The market’s resilience this year -- which has pushed it to a series of records and extended its five-year bull run -- is driven by investors’ optimism over the growth of the U.S. economy and record corporate earnings. That helped the market overcome its latest dip, on July 17, when a passenger jet was shot down in eastern Ukraine and Israel invaded the Gaza Strip, raising investor worries that conflicts around the world could escalate and destabilize financial markets.
As they have all year, investors responded by using it as an opportunity to buy stocks. In fact, they’ve "bought on the dip" consistently for three years, keeping the market’s slips from becoming slides. Stock pullbacks since 2011 have been rare and relatively small, and none have become severe enough to qualify as a correction, Wall Street parlance for a fall of 10 percent or more from a peak.
The lack of a correction for such a long period is unusual, because the Standard & Poor’s 500 index experiences such a decline on average every 18 months, according to S&P Capital IQ research.
Many investors say that the uninterrupted rally is justified by the outlook for stocks.
That has driven the S&P 500 up 7 percent this year, not including reinvested dividends, adding to a 30 percent surge in 2013.
"The fundamental underpinnings of this bull market remain very much intact," says Katie Nixon, chief investment officer for wealth management at Northern Trust.
In the U.S., the Federal Reserve has held short-term interest rates at close to zero for almost five years, and has bought $3 trillion of bonds to hold down long-term rates. The Fed has been winding down its stimulus, but a rate increase isn’t expected until at least 2015.

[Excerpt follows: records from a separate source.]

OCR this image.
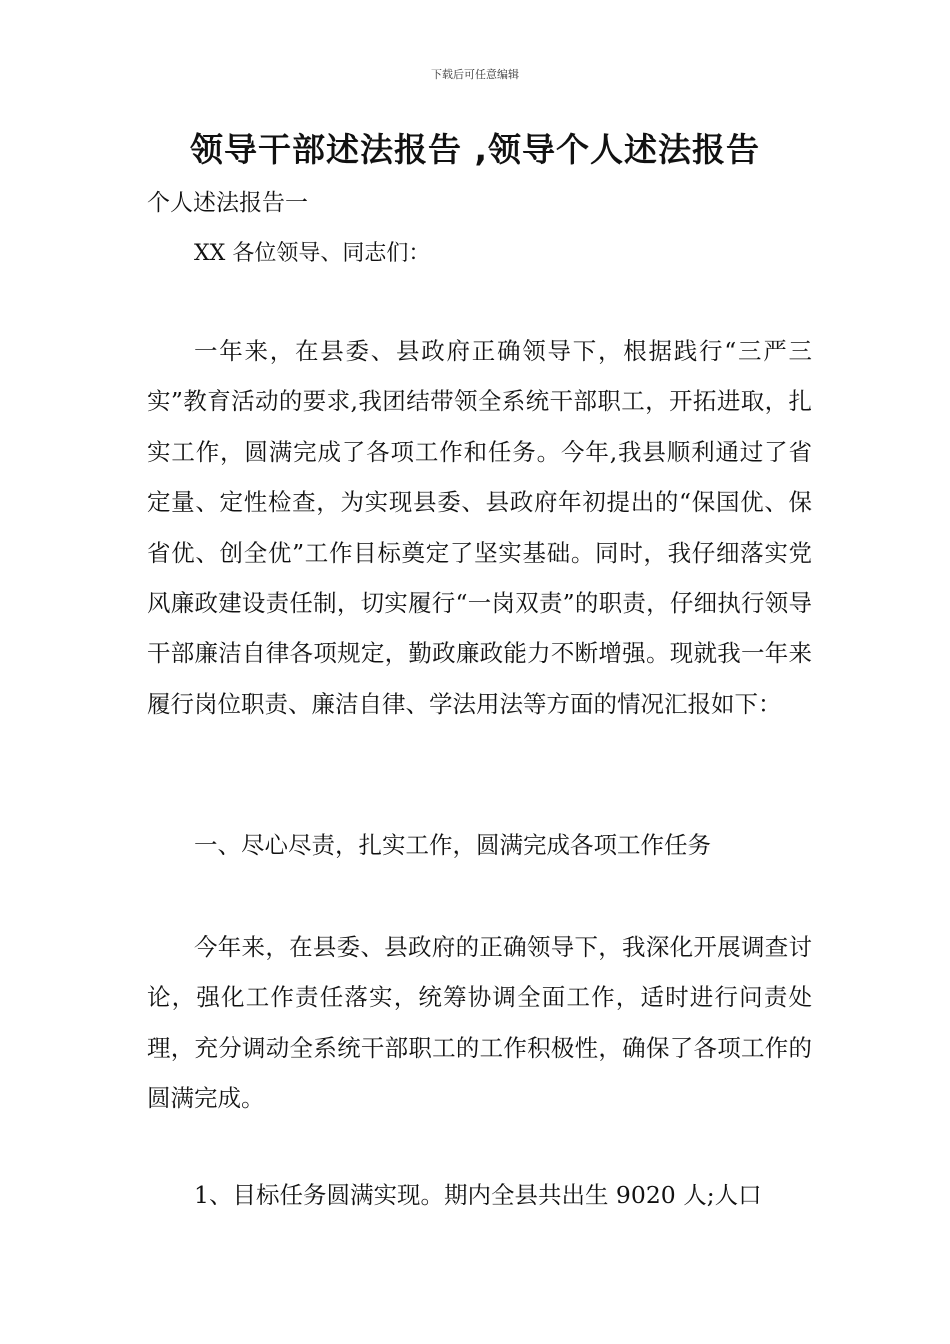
下载后可任意编辑
领导干部述法报告 ,领导个人述法报告
个人述法报告一
XX 各位领导、同志们：

一年来，在县委、县政府正确领导下，根据践行“三严三实”教育活动的要求,我团结带领全系统干部职工，开拓进取，扎实工作，圆满完成了各项工作和任务。今年,我县顺利通过了省定量、定性检查，为实现县委、县政府年初提出的“保国优、保省优、创全优”工作目标奠定了坚实基础。同时，我仔细落实党风廉政建设责任制，切实履行“一岗双责”的职责，仔细执行领导干部廉洁自律各项规定，勤政廉政能力不断增强。现就我一年来履行岗位职责、廉洁自律、学法用法等方面的情况汇报如下：

一、尽心尽责，扎实工作，圆满完成各项工作任务

今年来，在县委、县政府的正确领导下，我深化开展调查讨论，强化工作责任落实，统筹协调全面工作，适时进行问责处理，充分调动全系统干部职工的工作积极性，确保了各项工作的圆满完成。

1、目标任务圆满实现。期内全县共出生 9020 人;人口
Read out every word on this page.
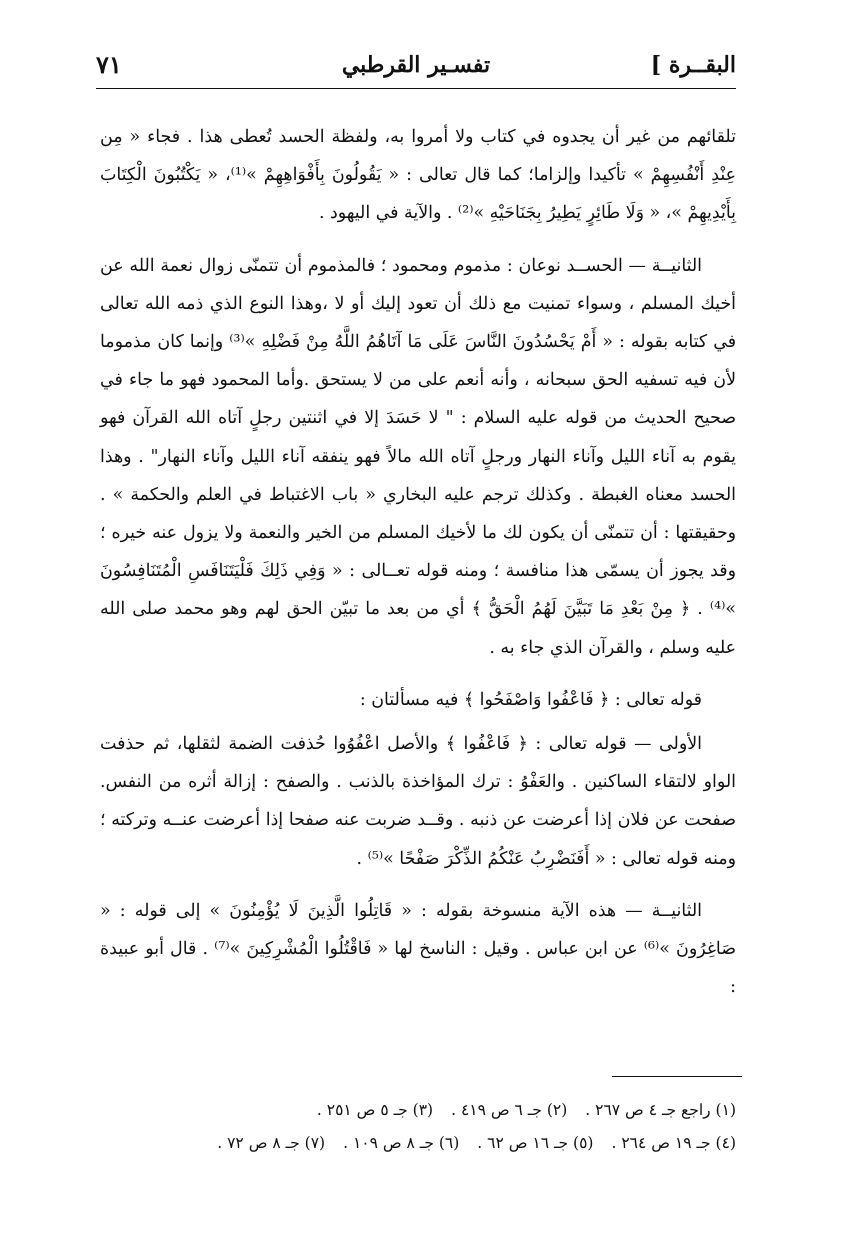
البقــرة ]
تفسـير القرطبي
٧١

تلقائهم من غير أن يجدوه في كتاب ولا أمروا به، ولفظة الحسد تُعطى هذا . فجاء « مِن عِنْدِ أَنْفُسِهِمْ » تأكيدا وإلزاما؛ كما قال تعالى : « يَقُولُونَ بِأَفْوَاهِهِمْ »⁽¹⁾، « يَكْتُبُونَ الْكِتَابَ بِأَيْدِيهِمْ »، « وَلَا طَائِرٍ يَطِيرُ بِجَنَاحَيْهِ »⁽²⁾ . والآية في اليهود .

الثانيــة — الحســد نوعان : مذموم ومحمود ؛ فالمذموم أن تتمنّى زوال نعمة الله عن أخيك المسلم ، وسواء تمنيت مع ذلك أن تعود إليك أو لا ،وهذا النوع الذي ذمه الله تعالى في كتابه بقوله : « أَمْ يَحْسُدُونَ النَّاسَ عَلَى مَا آتَاهُمُ اللَّهُ مِنْ فَضْلِهِ »⁽³⁾ وإنما كان مذموما لأن فيه تسفيه الحق سبحانه ، وأنه أنعم على من لا يستحق .وأما المحمود فهو ما جاء في صحيح الحديث من قوله عليه السلام : " لا حَسَدَ إلا في اثنتين رجلٍ آتاه الله القرآن فهو يقوم به آناء الليل وآناء النهار ورجلٍ آتاه الله مالاً فهو ينفقه آناء الليل وآناء النهار" . وهذا الحسد معناه الغبطة . وكذلك ترجم عليه البخاري « باب الاغتباط في العلم والحكمة » . وحقيقتها : أن تتمنّى أن يكون لك ما لأخيك المسلم من الخير والنعمة ولا يزول عنه خيره ؛ وقد يجوز أن يسمّى هذا منافسة ؛ ومنه قوله تعــالى : « وَفِي ذَلِكَ فَلْيَتَنَافَسِ الْمُتَنَافِسُونَ »⁽⁴⁾ . ﴿ مِنْ بَعْدِ مَا تَبَيَّنَ لَهُمُ الْحَقُّ ﴾ أي من بعد ما تبيّن الحق لهم وهو محمد صلى الله عليه وسلم ، والقرآن الذي جاء به .

قوله تعالى : ﴿ فَاعْفُوا وَاصْفَحُوا ﴾ فيه مسألتان :

الأولى — قوله تعالى : ﴿ فَاعْفُوا ﴾ والأصل اعْفُوُوا حُذفت الضمة لثقلها، ثم حذفت الواو لالتقاء الساكنين . والعَفْوُ : ترك المؤاخذة بالذنب . والصفح : إزالة أثره من النفس. صفحت عن فلان إذا أعرضت عن ذنبه . وقــد ضربت عنه صفحا إذا أعرضت عنــه وتركته ؛ ومنه قوله تعالى : « أَفَنَضْرِبُ عَنْكُمُ الذِّكْرَ صَفْحًا »⁽⁵⁾ .

الثانيــة — هذه الآية منسوخة بقوله : « قَاتِلُوا الَّذِينَ لَا يُؤْمِنُونَ » إلى قوله : « صَاغِرُونَ »⁽⁶⁾ عن ابن عباس . وقيل : الناسخ لها « فَاقْتُلُوا الْمُشْرِكِينَ »⁽⁷⁾ . قال أبو عبيدة :

(١) راجع جـ ٤ ص ٢٦٧ .
(٢) جـ ٦ ص ٤١٩ .
(٣) جـ ٥ ص ٢٥١ .
(٤) جـ ١٩ ص ٢٦٤ .
(٥) جـ ١٦ ص ٦٢ .
(٦) جـ ٨ ص ١٠٩ .
(٧) جـ ٨ ص ٧٢ .
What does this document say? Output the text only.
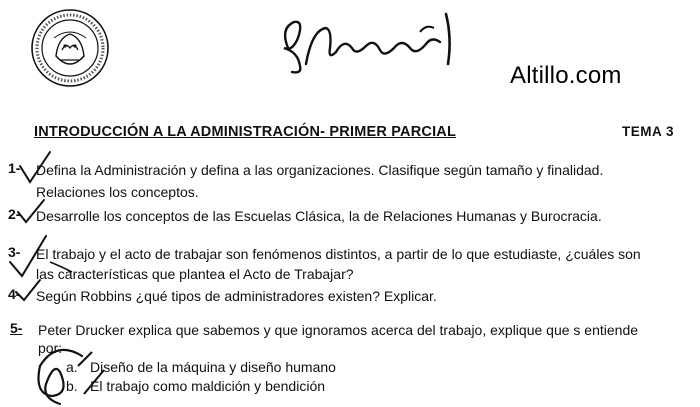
Altillo.com
INTRODUCCIÓN A LA ADMINISTRACIÓN- PRIMER PARCIAL	TEMA 3
1- Defina la Administración y defina a las organizaciones. Clasifique según tamaño y finalidad.
Relaciones los conceptos.
2- Desarrolle los conceptos de las Escuelas Clásica, la de Relaciones Humanas y Burocracia.
3- El trabajo y el acto de trabajar son fenómenos distintos, a partir de lo que estudiaste, ¿cuáles son
las características que plantea el Acto de Trabajar?
4- Según Robbins ¿qué tipos de administradores existen? Explicar.
5- Peter Drucker explica que sabemos y que ignoramos acerca del trabajo, explique que s entiende
por:
a. Diseño de la máquina y diseño humano
b. El trabajo como maldición y bendición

The European Central Bank in June introduced a raft of unusual measures meant to revive the eurozone economy by getting credit flowing to companies. Japan’s central bank is also trying to stimulate that nation’s economy.
While these policies have cut borrowing costs, they have also reduced the yields on bonds -- and the income they generate for investors. As a result, investors have shifted their money to other assets, such as stocks, in the hunt for better income. That dynamic has supported the rally in stocks.
Utilities, which are regarded by some investors as a proxy for bonds because they are relatively stable and pay rich dividends, are the biggest gainers in the S&P 500 this year. Their dividend yield -- which measures how much a company pays out in dividends each year compared with its stock price -- stands at 3.5 percent. The yield on the 10-year government Treasury is 2.5 percent.
The stock market could suffer a sharp, but short, correction later this year once the Fed finishes withdrawing its stimulus and investors start to focus on when exactly the central bank will begin raising interest rates next year, says Robert Pavlik, chief market strategist at Banyan Partners.
"The market is going to focus more and more on when the Fed moves," said Pavlik. "That’s the biggest chance for a correction to come at us."
But for now, investors are focused on company profits, and the outlook remains strong. Earnings for S&P 500 companies are expected to climb 7.8 percent in 2014, their fifth straight year of growth, helping investors overcome concerns about the Fed and rising political tensions.
"People are looking for something to justify a significant correction,"’ says Dan Morris, global investment strategist for TIAA-CREF. "Yes, volatility is going to come back, that’s obvious, but in terms of any kind of 10-plus percent correction, we just don’t see it."
The S&P 500 index has risen almost 72 percent since the end of the last market correction in October 2011. It has closed at an all-time high 27 times since the start of the year.
Stocks have managed to rise even as the outlook for growth weakens.
The International Monetary Fund said Thursday that the global economy expanded less than it had previously forecast, slowed by weaker growth in the United States, Russia and developing economies. The lending organization predicted that global growth will be 3.4 percent in 2014, below its April forecast of 3.7 percent.